Speaking at the Paris Peace Forum today, Melinda Gates will commit an additional $70 million and urge accelerated global action to end pandemic for everyone, everywhere

A recent additional commitment of $250 million brings the total Gates Foundation COVID-19 investment to $1.75 billion.

But here we are. We have vaccine produced by some of the world’s largest pharmaceutical firms (Pfizer/BioNTech, Astrazeneca, the Serum Institute of India) and some startups (Moderna) that were already working on this sort of thing. And by the nations of Russia and China, I think. And the US government pre-funded some of that, as did some other governments, I believe.

Did Gates give anyone money to build vaccine plants? Who? How has that played out?

There’s a related question of why Gates is pressuring the world to keep vaccine patents private property, but I’d rather not get lost in the politics in this thread. I’m just trying to figure out what actually has happened, money-wise, in developing covid vaccines.

Well here’s what the Gates Found said back in Nov

Today’s announcement brings the foundation’s total commitment to Gavi’s COVAX AMC to $156 million.

And the donor page at Covax seems to back that up. (I’m having trouble like making directly to the page so here’s the wiki page

I know that’s not $1.75 bn, that’s just one org.

Here’s a better page

This is just taking their word for it, but it’s something

They have a page with both an FAQ as well as a large number of articles covering this sort of thing, including a recent one about the next $250 million pledge.

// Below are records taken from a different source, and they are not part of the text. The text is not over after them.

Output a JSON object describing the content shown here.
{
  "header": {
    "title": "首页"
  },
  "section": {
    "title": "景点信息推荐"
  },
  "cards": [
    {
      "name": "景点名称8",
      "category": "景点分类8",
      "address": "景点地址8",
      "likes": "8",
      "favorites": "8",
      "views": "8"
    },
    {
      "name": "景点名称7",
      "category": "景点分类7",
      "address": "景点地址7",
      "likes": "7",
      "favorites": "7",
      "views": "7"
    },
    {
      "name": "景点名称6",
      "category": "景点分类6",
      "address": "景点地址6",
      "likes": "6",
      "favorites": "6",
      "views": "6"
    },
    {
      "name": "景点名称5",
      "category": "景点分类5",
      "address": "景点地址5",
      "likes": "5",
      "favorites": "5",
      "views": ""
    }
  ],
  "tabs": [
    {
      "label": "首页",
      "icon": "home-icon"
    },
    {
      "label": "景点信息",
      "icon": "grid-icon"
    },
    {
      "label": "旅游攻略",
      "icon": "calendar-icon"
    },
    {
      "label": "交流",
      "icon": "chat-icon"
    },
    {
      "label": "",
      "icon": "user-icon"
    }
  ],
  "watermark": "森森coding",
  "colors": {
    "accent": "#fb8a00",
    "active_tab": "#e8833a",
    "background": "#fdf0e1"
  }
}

A lot of it has been and will be used by and for developing nations.

Philanthropy is somewhat rife with hard to track down commitments and follow up of this sort. Now, depending on the form of a philanthropy (foundation vs non-profit charity etc), there are different reporting and legal requirements, which most charities adhere to strictly. But unlike say, a publicly traded company that has broader requirements to not deceive shareholders (which could manipulate the market among other things), philanthropies don’t have a lot of oversight when it comes to specific stuff like this. Since Foundations do not solicit donations from the public, they are generally much less regulated than other forms of charity (in fact some Foundations aren’t used for charitable purpose at all.)

So the TLDR is, it’s very easy for a Foundation to announce a grant, and it be very difficult to track down specific receipts. Given what we know about the Gates Foundation I don’t suspect they regularly lie about the money they give out, but they are not required to provide a lot of data to us on their finances, and I suspect that they don’t want to set the precedent of having to explain themselves to that degree as they don’t want to develop that sort of relationship with the public/press.